The executor ran out of memory while reading the JDBC table because the default configuration for the Spark JDBC fetch size is zero. This means that the JDBC driver on the Spark executor tries to fetch the 34 million rows from the database together and cache them, even though Spark streams through the rows one at a time. With Spark, you can avoid this scenario by setting the fetch size parameter to a non-zero default value.

You can also fix this issue by using AWS Glue dynamic frames instead. By default, dynamic frames use a fetch size of 1,000 rows that is a typically sufficient value. As a result, the executor does not take more than 7 percent of its total memory. The AWS Glue job finishes in less than two minutes with only a single executor. While using AWS Glue dynamic frames is the recommended approach, it is also possible to set the fetch size using the Apache Spark fetchsize property. See the Spark SQL, DataFrames and Datasets Guide.

val (url, database, tableName) = { ("jdbc_url", "db_name", "table_name") } val source = glueContext.getSource(format, sourceJson) val df = source.getDynamicFrame glueContext.write_dynamic_frame.from_options(frame = df, connection_type = "s3", connection_options = {"path": output_path}, format = "parquet", transformation_ctx = "datasink")

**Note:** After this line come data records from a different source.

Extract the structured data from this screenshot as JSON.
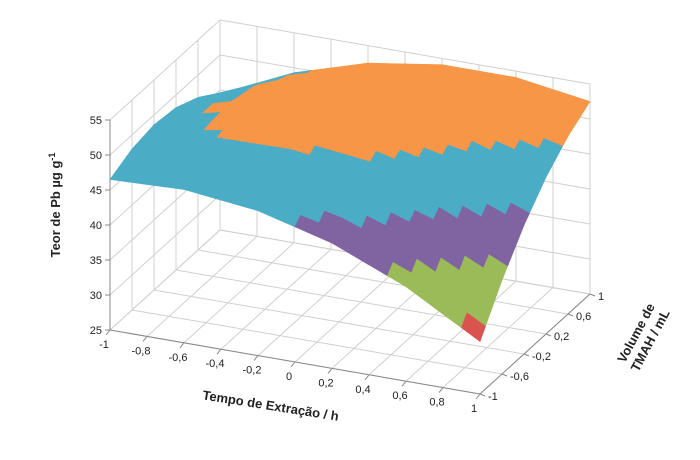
{
  "chart_data": {
    "type": "surface",
    "zlabel": "Teor de Pb µg g",
    "zlabel_sup": "-1",
    "xlabel": "Tempo de Extração / h",
    "ylabel": [
      "Volume de",
      "TMAH / mL"
    ],
    "xlim": [
      -1,
      1
    ],
    "ylim": [
      -1,
      1
    ],
    "zlim": [
      25,
      55
    ],
    "xticks": [
      -1,
      {
        "value": -0.8,
        "label": "-0,8"
      },
      {
        "value": -0.6,
        "label": "-0,6"
      },
      {
        "value": -0.4,
        "label": "-0,4"
      },
      {
        "value": -0.2,
        "label": "-0,2"
      },
      0,
      {
        "value": 0.2,
        "label": "0,2"
      },
      {
        "value": 0.4,
        "label": "0,4"
      },
      {
        "value": 0.6,
        "label": "0,6"
      },
      {
        "value": 0.8,
        "label": "0,8"
      },
      1
    ],
    "yticks": [
      -1,
      {
        "value": -0.6,
        "label": "-0,6"
      },
      {
        "value": -0.2,
        "label": "-0,2"
      },
      {
        "value": 0.2,
        "label": "0,2"
      },
      {
        "value": 0.6,
        "label": "0,6"
      },
      1
    ],
    "zticks": [
      25,
      30,
      35,
      40,
      45,
      50,
      55
    ],
    "band_colors": [
      "#4f81bd",
      "#d9534f",
      "#9bbb59",
      "#8064a2",
      "#4bacc6",
      "#f79646"
    ],
    "grid": true,
    "x": [
      -1,
      -0.6,
      -0.2,
      0.2,
      0.6,
      1
    ],
    "y": [
      -1,
      -0.6,
      -0.2,
      0.2,
      0.6,
      1
    ],
    "z": [
      [
        46.5,
        46.9,
        45.7,
        42.9,
        38.5,
        32.5
      ],
      [
        48.0,
        49.3,
        49.0,
        47.1,
        43.5,
        38.4
      ],
      [
        48.6,
        50.7,
        51.3,
        50.3,
        47.6,
        43.4
      ],
      [
        48.2,
        51.2,
        52.7,
        52.5,
        50.7,
        47.4
      ],
      [
        46.8,
        50.7,
        53.1,
        53.8,
        52.9,
        50.4
      ],
      [
        44.5,
        49.3,
        52.5,
        54.1,
        54.1,
        52.5
      ]
    ]
  }
}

Normal profiled metrics: The executor memory with AWS Glue dynamic frames never exceeds the safe threshold, as shown in the following image. It streams in the rows from the database and caches only 1,000 rows in the JDBC driver at any point in time. An out of memory exception does not occur.

AWS Glue console showing executor memory below the safe threshold.